In her incredible, total mic drop of a speech, Streep took aim at one of Trump's 2015 speeches, during which time he appeared to be mocking the disability of reporter Serge F. Kovaleski, according to ABC News. Streep told the crowd that, of all the performances that year that really left an impression, it was actually Trump's — and not a work of Hollywood fiction — that affected her the most:

There was one performance this year that stunned me — it sank its hooks in my heart. Not because it was good; there was nothing good about it. But it was effective and it did its job. It made its intended audience laugh, and show their teeth.
It was that moment when the person asking to sit in the most respected seat in our country imitated a disabled reporter. It kind of broke my heart when I saw it, and I still can’t get it out of my head, because it wasn’t in a movie. It was real life.

Although Streep never mentioned Trump by name, it was more than clear who she was referring to. And while Trump himself told The New York Times Monday that he hadn't actually watched the Golden Globes or Streep's speech, he said he was “not surprised” that “liberal movie people” like Streep had opted to speak negatively of him during the broadcast.

In his tweets, published early Monday, Trump called Streep "one of the most over-rated actresses in Hollywood," and a "Hillary flunky." He also wrote that he didn't "mock" Kovaleski's disability, but was trying to make a point about him being dishonest.

According to The Washington Post, as her speech continued, Streep spoke of the danger of comments like Trump's, not just because they might be hurtful or wrong, but because they have a very real effect on those who are watching him say them. Streep said,

And this instinct to humiliate, when it’s modeled by someone in the public platform, by someone powerful, it filters down into everybody’s life, because it kind of gives permission for other people to do the same thing.
Disrespect invites disrespect. Violence incites violence. And when the powerful use their position to bully others, we all lose.

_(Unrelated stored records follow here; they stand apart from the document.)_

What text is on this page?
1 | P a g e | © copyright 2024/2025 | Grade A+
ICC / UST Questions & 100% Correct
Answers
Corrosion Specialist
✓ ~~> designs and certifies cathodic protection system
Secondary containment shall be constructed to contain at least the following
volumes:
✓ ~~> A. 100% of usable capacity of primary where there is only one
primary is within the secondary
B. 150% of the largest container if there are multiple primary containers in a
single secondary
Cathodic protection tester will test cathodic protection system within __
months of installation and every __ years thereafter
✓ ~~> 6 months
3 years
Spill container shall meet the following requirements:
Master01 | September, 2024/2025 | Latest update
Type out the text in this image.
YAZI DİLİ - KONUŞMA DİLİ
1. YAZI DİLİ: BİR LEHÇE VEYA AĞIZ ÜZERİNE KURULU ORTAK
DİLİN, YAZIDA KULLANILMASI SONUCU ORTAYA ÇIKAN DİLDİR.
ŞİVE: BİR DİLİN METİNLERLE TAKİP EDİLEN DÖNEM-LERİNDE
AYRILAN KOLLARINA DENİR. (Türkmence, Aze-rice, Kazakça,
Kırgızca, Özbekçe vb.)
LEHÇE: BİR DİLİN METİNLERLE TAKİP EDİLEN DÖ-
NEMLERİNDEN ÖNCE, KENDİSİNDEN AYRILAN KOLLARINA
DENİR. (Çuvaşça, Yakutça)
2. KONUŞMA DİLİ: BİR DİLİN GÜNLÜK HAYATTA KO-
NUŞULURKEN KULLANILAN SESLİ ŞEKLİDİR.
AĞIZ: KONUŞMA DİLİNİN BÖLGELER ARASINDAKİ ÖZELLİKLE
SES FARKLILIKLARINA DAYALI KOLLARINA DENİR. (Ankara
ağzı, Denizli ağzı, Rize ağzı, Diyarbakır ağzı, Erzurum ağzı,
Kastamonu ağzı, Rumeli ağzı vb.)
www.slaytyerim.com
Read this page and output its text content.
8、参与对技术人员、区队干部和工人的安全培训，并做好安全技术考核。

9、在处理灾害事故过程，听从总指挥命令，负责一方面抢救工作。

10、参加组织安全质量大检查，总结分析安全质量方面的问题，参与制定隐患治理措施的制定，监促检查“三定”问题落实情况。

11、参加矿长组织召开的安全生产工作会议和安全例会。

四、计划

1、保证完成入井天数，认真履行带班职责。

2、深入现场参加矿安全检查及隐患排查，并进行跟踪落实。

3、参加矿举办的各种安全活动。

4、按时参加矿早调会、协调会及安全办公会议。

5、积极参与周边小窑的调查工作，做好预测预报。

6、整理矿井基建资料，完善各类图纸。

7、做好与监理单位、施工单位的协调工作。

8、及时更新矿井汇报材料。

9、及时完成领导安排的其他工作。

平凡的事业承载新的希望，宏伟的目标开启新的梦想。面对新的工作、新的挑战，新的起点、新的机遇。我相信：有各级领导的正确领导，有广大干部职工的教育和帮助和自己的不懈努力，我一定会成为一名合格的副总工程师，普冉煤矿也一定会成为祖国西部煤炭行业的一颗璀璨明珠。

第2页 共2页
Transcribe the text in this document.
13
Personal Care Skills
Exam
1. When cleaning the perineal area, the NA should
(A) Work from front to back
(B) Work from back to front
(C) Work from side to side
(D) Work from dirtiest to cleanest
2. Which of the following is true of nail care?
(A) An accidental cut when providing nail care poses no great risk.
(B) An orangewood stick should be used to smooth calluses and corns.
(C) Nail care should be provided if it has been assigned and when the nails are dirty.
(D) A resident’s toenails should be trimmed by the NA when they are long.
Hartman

Streep also emphasized the importance of protecting journalists under a Trump presidency, and encouraged the audience to take that seriously:

This brings me to the press. We need the principled press to hold power to account, to call them on the carpet for every outrage. That’s why our founders enshrined the press and its freedoms in our Constitution. So I only ask the famously well-heeled Hollywood foreign press and all of us in our community, to join me in supporting the Committee to Protect Journalists, because we’re going to need them going forward, and they’ll need us to safeguard the truth.

Of course, Trump's claim that Streep is an over-rated actress seems almost laughable: aside from being a prolific and immensely talented actress who has been in Hollywood for almost 40 years now, The Washington Post noted that Streep has earned 30 Golden Globe award nominations, as well as 19 Academy Award nominations, which is more than any other actor. In 2014, she also received the Presidential Medal of Freedom, and is regularly cited by other actors as someone who they admire.

But, as far as Trump is concerned, Streep's strong support of former Secretary of State Hillary Clinton is really what's behind her comments. He told The New York Times,

People keep saying I intended to mock the reporter’s disability, as if Meryl Streep and others could read my mind, and I did no such thing. And remember, Meryl Streep introduced Hillary Clinton at her convention, and a lot of these people supported Hillary.

Trump isn't the only one who isn't happy with Streep today though. During an appearance on Fox And Friends Monday, according to The Washington Post, Trump's senior adviser (and former campaign manager) Kellyanne Conway said, “I’m concerned that somebody with a platform like Meryl Streep is also, I think, inciting people’s worst instincts.”